Other than taking time to be prepared with your content, knowing it forward and backward, here are five ways to calm your mind before a big meeting. This list can also be employed in the days leading up to the meeting to keep stress at bay.

The vagus nerve is the longest nerve in the body, and its branches run through all organs. Stimulating the vagus nerve activates your body’s relaxation response. With a few minutes of conscious breathing, you can activate the vagus nerve and take yourself out of fight-or-flight mode, which is common when anxiety is high.

Take two or three quiet minutes with your eyes closed, seated in a chair, and focus on your breath. Inhale as fully yet softly as you can, and then take twice as long to exhale. The lengthened-out exhale is key in calming your heart rate, thus calming your nerves.

When we feel the ground, we feel stability throughout the entire body. Elevated expectations and the thought of getting up in front of a group can make anybody weak in the knees with that “outer-body” feeling. Whether standing or sitting, wiggle your toes and feel the weight of your feet on the ground (keep your knees soft if standing).

When we feel tense, our eyes strain, our brow furrows, and next comes the all-too-familiar stress headache. When you soften your eyes, your face and jaw relax and your brows and shoulders soften. Low and behold, your mind starts to relax, too! Plus, soft eyes brings a wider perspective.

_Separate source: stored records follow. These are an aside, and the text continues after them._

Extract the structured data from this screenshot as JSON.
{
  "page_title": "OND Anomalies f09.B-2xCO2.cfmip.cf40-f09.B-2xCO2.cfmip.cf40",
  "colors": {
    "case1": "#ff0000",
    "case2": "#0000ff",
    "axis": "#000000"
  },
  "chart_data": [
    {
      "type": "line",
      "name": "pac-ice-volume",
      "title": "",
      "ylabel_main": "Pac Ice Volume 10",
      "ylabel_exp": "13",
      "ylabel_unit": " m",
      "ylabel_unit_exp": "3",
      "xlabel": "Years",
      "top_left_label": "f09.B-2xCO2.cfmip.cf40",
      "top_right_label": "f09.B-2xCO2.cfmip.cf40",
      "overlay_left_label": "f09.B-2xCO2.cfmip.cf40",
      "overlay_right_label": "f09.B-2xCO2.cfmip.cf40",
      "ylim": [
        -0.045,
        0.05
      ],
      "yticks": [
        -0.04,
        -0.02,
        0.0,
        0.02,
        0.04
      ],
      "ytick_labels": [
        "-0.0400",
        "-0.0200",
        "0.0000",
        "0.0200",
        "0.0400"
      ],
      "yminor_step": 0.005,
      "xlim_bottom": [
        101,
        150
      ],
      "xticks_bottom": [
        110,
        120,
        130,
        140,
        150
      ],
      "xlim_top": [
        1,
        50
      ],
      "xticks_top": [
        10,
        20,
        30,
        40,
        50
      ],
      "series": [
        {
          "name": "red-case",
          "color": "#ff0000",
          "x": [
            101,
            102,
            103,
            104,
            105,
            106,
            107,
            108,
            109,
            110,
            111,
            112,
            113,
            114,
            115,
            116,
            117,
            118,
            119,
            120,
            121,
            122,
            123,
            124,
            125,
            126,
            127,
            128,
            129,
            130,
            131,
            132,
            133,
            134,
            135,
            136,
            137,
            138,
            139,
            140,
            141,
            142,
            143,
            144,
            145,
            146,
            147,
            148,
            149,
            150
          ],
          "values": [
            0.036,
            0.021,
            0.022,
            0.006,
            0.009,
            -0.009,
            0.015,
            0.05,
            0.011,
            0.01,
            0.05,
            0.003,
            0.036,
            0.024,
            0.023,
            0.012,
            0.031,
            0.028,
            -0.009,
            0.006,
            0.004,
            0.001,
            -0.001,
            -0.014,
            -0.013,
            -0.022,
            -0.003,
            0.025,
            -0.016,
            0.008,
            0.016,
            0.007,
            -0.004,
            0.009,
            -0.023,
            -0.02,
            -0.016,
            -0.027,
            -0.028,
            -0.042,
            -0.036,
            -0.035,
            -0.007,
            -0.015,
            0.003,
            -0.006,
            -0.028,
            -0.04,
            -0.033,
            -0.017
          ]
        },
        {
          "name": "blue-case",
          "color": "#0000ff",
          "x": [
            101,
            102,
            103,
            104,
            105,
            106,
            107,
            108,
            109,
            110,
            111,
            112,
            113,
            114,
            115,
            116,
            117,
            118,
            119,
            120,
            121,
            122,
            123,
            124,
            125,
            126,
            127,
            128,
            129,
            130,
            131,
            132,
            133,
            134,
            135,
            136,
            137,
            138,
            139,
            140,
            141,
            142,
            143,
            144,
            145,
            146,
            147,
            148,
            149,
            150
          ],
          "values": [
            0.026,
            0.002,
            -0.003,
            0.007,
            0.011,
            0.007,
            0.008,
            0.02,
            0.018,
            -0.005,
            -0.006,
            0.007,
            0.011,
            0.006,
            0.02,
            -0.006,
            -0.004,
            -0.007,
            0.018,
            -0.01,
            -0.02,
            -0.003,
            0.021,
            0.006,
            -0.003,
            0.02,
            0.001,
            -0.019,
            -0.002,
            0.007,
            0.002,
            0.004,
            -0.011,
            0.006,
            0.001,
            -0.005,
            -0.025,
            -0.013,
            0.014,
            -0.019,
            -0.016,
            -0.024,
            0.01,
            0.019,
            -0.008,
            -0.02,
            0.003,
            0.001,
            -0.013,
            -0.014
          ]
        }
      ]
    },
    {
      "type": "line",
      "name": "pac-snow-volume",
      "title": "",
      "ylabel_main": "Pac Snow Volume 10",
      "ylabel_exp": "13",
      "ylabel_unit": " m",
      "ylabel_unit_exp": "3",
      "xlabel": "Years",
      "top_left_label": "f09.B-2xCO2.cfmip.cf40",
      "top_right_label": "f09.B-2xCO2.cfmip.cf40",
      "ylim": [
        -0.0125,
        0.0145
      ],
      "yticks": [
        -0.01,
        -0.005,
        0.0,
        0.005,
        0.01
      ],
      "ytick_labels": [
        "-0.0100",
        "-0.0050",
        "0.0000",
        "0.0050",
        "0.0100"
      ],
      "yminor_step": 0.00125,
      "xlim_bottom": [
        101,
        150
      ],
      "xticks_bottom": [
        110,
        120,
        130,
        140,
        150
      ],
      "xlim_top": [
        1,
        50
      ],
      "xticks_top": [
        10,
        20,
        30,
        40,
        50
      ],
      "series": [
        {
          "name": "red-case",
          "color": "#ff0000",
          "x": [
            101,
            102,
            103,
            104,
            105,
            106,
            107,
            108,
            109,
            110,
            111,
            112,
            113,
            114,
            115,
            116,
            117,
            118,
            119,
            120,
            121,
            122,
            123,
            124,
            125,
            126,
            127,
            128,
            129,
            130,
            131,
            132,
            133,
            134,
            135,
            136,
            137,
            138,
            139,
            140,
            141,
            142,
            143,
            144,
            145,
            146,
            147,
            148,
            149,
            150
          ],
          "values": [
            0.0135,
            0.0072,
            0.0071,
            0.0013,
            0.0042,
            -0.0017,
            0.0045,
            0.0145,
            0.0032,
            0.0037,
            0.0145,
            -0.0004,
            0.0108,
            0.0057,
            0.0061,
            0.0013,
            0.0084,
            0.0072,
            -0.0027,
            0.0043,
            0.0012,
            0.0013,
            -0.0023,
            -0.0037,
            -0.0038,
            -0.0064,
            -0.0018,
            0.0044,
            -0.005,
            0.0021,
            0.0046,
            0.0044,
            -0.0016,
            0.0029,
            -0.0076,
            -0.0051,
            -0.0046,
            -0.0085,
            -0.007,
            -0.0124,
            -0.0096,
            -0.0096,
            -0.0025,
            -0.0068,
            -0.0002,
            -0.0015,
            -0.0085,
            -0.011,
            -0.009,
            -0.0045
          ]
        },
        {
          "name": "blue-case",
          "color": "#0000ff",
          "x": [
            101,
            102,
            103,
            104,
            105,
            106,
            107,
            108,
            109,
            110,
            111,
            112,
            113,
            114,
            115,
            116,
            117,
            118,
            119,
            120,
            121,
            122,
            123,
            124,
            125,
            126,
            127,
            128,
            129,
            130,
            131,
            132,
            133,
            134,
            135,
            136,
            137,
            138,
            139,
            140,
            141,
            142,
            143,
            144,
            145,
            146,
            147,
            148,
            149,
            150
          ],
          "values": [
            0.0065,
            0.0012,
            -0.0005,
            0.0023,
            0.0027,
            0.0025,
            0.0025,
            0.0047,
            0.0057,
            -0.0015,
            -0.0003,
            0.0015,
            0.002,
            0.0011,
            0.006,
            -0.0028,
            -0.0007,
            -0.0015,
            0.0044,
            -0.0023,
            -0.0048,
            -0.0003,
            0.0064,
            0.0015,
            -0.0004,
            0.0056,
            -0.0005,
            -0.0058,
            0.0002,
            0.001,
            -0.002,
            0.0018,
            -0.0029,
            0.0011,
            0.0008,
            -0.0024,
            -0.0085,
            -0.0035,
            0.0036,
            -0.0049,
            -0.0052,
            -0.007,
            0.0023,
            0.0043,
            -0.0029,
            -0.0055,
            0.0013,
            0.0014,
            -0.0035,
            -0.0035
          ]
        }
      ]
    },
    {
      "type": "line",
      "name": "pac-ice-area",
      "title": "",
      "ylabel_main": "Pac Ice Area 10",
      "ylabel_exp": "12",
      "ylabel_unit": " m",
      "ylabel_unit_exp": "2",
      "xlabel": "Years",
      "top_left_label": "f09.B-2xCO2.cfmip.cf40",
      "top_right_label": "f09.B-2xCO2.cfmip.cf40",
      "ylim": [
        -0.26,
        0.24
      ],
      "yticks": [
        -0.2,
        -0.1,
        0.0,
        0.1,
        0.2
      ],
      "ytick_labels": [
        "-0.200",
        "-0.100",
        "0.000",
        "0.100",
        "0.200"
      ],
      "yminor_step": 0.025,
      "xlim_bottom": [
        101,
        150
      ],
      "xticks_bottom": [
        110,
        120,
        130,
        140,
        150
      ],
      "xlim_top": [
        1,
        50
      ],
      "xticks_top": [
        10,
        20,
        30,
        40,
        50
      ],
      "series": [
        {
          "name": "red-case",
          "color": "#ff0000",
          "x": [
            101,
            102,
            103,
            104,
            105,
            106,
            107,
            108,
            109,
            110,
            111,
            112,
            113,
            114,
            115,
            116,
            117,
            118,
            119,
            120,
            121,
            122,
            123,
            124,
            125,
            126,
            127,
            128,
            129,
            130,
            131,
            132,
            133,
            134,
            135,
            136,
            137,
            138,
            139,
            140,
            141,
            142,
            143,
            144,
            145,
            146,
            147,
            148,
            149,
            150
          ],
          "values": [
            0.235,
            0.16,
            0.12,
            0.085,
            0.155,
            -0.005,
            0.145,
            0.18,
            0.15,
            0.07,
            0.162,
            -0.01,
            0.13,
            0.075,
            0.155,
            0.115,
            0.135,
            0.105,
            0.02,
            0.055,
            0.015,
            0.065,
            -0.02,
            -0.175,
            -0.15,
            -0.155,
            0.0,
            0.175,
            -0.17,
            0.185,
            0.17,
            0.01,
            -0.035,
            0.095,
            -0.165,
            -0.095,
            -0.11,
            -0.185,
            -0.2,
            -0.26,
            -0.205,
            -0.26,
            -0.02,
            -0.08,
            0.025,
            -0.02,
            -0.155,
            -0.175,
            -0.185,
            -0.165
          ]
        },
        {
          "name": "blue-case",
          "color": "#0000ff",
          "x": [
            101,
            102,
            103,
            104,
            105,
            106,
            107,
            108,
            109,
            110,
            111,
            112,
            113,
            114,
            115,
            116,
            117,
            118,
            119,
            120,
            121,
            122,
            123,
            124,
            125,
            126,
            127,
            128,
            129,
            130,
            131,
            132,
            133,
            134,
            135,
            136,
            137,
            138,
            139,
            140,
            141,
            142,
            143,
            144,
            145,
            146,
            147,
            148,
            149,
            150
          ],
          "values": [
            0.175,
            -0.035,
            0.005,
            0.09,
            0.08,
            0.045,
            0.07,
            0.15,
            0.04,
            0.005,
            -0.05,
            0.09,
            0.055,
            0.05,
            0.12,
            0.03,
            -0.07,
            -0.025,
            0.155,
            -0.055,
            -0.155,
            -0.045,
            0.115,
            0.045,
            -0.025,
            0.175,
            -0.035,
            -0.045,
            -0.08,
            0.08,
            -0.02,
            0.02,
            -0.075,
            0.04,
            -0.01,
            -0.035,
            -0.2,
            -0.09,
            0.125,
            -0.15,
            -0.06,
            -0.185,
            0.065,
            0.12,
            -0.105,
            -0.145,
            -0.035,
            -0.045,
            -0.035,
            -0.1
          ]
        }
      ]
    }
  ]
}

Nourish your body through hydration in the days leading up to the meeting. We need water to maintain optimum function of every system in the body, including heart, brain, and lung capacity. Bring water with you to the meeting as dehydration can set your heart racing and induce a feeling of lightheadedness and dizziness.

In a big meeting, being a great listener is just as important as being a good presenter. Instead of thinking of the next thing you’re going to say while someone else is talking, which is anxiety-producing behavior, turn your body toward the person, feel your feet on the ground, and breathe evenly while you take in what they’re saying. Your mind will remain clear and steady, rather than scattered and unfocused.